Al no haber tramitado la declaración de defunción por la tarde, tienen que quedarse con el pequeño todo el día siguiente. Como tan sólo tienen una habitación, viven con Charlot, comen y duermen con él. A veces, se olvidan de él y cuando vuelven a encontrárselo, es como si lo perdieran otra vez.
Por fin, al segundo día, traen el ataúd, tan pequeño que parece una caja de juguetes, cuatro planchas mal clavadas cedidas gratuitamente por la administración gracias al certificado de indigencia. ¡En marcha! Van corriendo a la iglesia. Detrás de Charlot va el padre con dos colegas que ha encontrado de camino, la madre, Madame Bonnet y la otra vecina, la costurera. Todos chapotean hasta el tobillo en el barro. No llueve, pero la niebla es tan espesa que cala su ropa. En la iglesia, la ceremonia se despacha velozmente y retoman la carrera por el fangoso adoquinado.

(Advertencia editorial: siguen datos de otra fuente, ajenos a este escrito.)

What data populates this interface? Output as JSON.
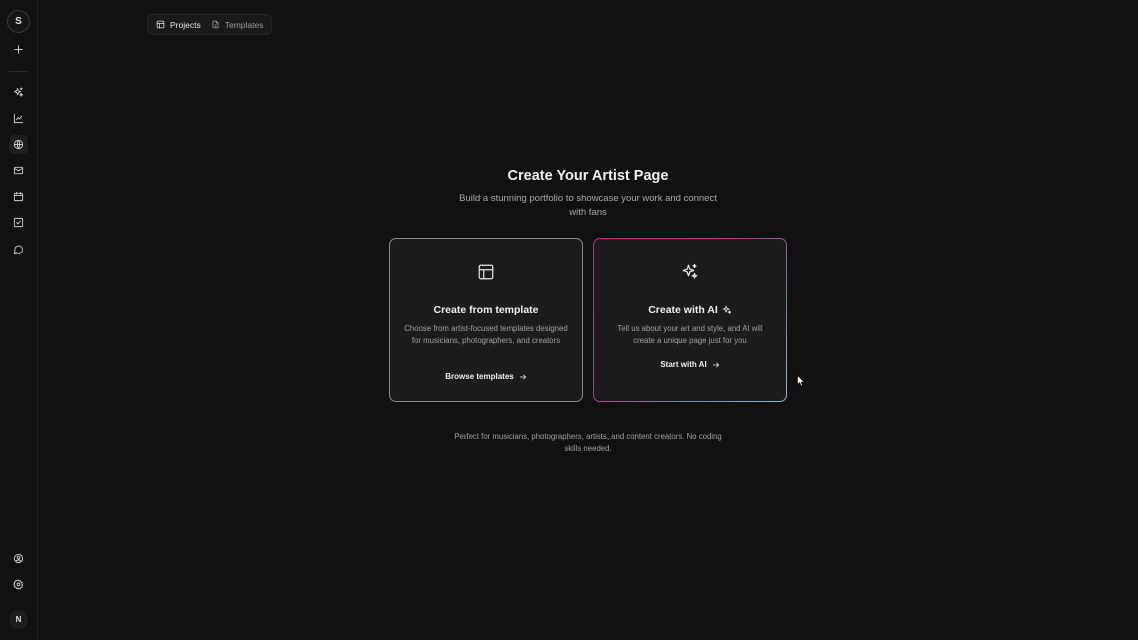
{
  "sidebar": {
    "workspace_initial": "S",
    "user_initial": "N"
  },
  "tabs": [
    {
      "label": "Projects",
      "icon": "layout-icon",
      "active": true
    },
    {
      "label": "Templates",
      "icon": "file-icon",
      "active": false
    }
  ],
  "main": {
    "title": "Create Your Artist Page",
    "subtitle": "Build a stunning portfolio to showcase your work and connect with fans",
    "footnote": "Perfect for musicians, photographers, artists, and content creators. No coding skills needed."
  },
  "cards": {
    "template": {
      "title": "Create from template",
      "description": "Choose from artist-focused templates designed for musicians, photographers, and creators",
      "action": "Browse templates"
    },
    "ai": {
      "title": "Create with AI",
      "description": "Tell us about your art and style, and AI will create a unique page just for you",
      "action": "Start with AI"
    }
  },
  "colors": {
    "background": "#111111",
    "card_bg": "#1c1c1c",
    "ai_gradient_start": "#c0267a",
    "ai_gradient_end": "#88b8d8"
  }
}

El cementerio está en el quinto pino, fuera de las murallas. Bajan por la avenida de Saint-Ouen, pasan las puertas de la ciudad y por fin llegan. Es un vasto recinto, un descampado cerrado por un muro blanco. Dentro crecen matojos de hierbas, la tierra removida forma hondonadas y al fondo hay una fila de árboles escuálidos que ensucian el cielo con sus ramas negruzcas.

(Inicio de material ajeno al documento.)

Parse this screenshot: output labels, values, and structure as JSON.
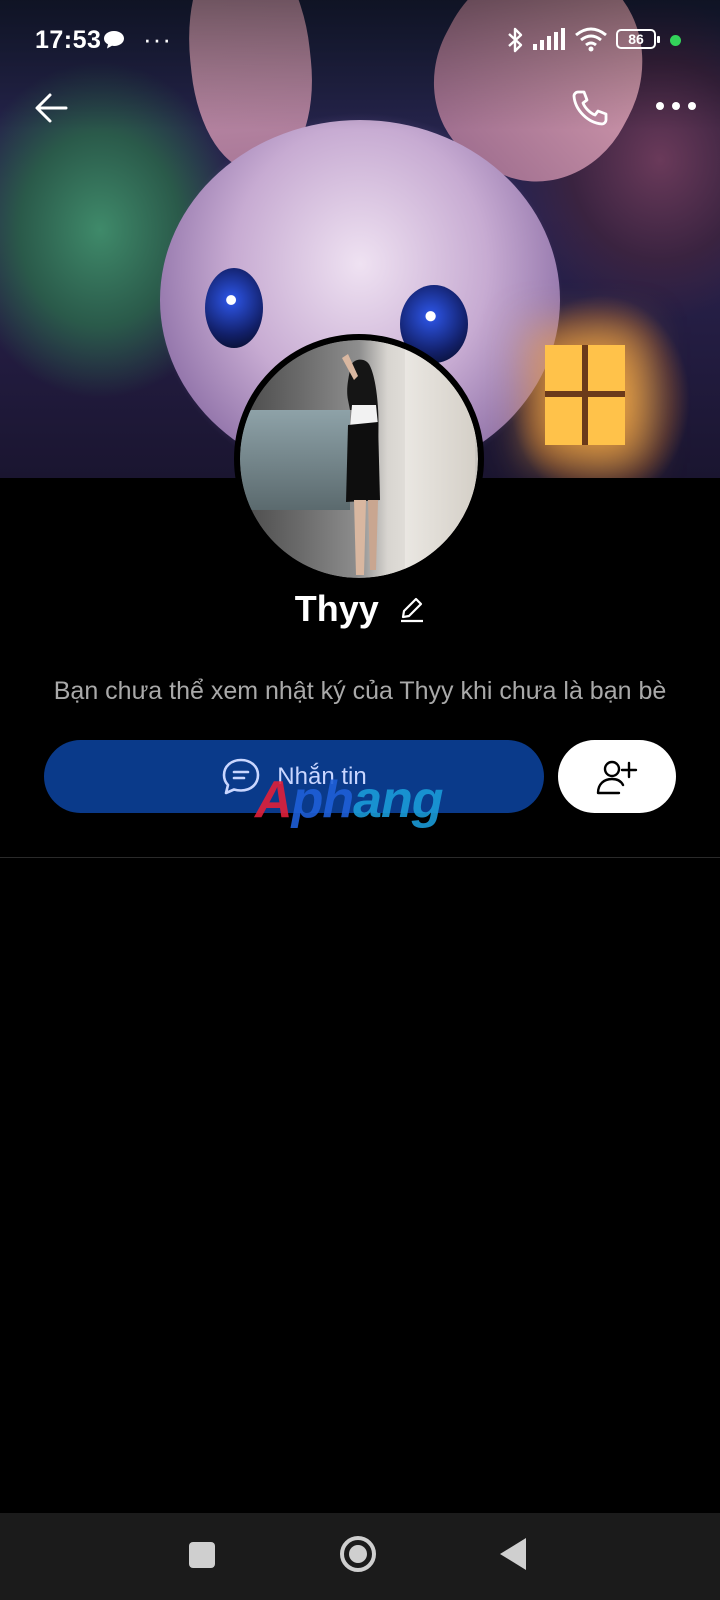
{
  "status_bar": {
    "time": "17:53",
    "dots": "···",
    "battery": "86",
    "icons": [
      "chat-bubble-icon",
      "bluetooth-icon",
      "signal-icon",
      "wifi-icon",
      "battery-icon",
      "green-dot-indicator"
    ]
  },
  "header": {
    "icons": [
      "back-arrow-icon",
      "phone-icon",
      "more-icon"
    ]
  },
  "profile": {
    "name": "Thyy",
    "note": "Bạn chưa thể xem nhật ký của Thyy khi chưa là bạn bè"
  },
  "actions": {
    "message_label": "Nhắn tin",
    "message_icon": "chat-icon",
    "add_friend_icon": "add-friend-icon"
  },
  "watermark": {
    "part1": "A",
    "part2": "ph",
    "part3": "ang"
  },
  "colors": {
    "message_button": "#0a3a8a",
    "background": "#000000"
  }
}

El cortejo avanza, ya lentamente, por la tierra blanda. Ahora está lloviendo y hay que esperar bajo el chaparrón a que un viejo cura se decida a salir de una pequeña capilla. Charlot va a ir a descansar al fondo de la fosa común. El campo está sembrado de cruces tumbadas por el viento, de coronas podridas por la lluvia; es un descampado de miseria y duelo, arrasado, pisoteado, como una escombrera sudada de cadáveres ahí apilados por el hambre y el frío de los suburbios.
Todo ha terminado. La tierra cae, Charlot está en el fondo del agujero y sus padres se van sin haberse podido arrodillar en el barro líquido en el que se hunden. Ya fuera, como sigue lloviendo, Morisseau, al que todavía le quedan tres francos de los diez regalados por la beneficencia, invita a sus amigos y vecinos a tomar algo en una venta de vinos. Se instalan en una mesa, se beben dos litros de vino acompañados de un trozo de queso de Brie; los colegas, a su vez, invitan a otra ronda. Cuando toda esta parroquia regresa a París, tienen el ojo bien alegre.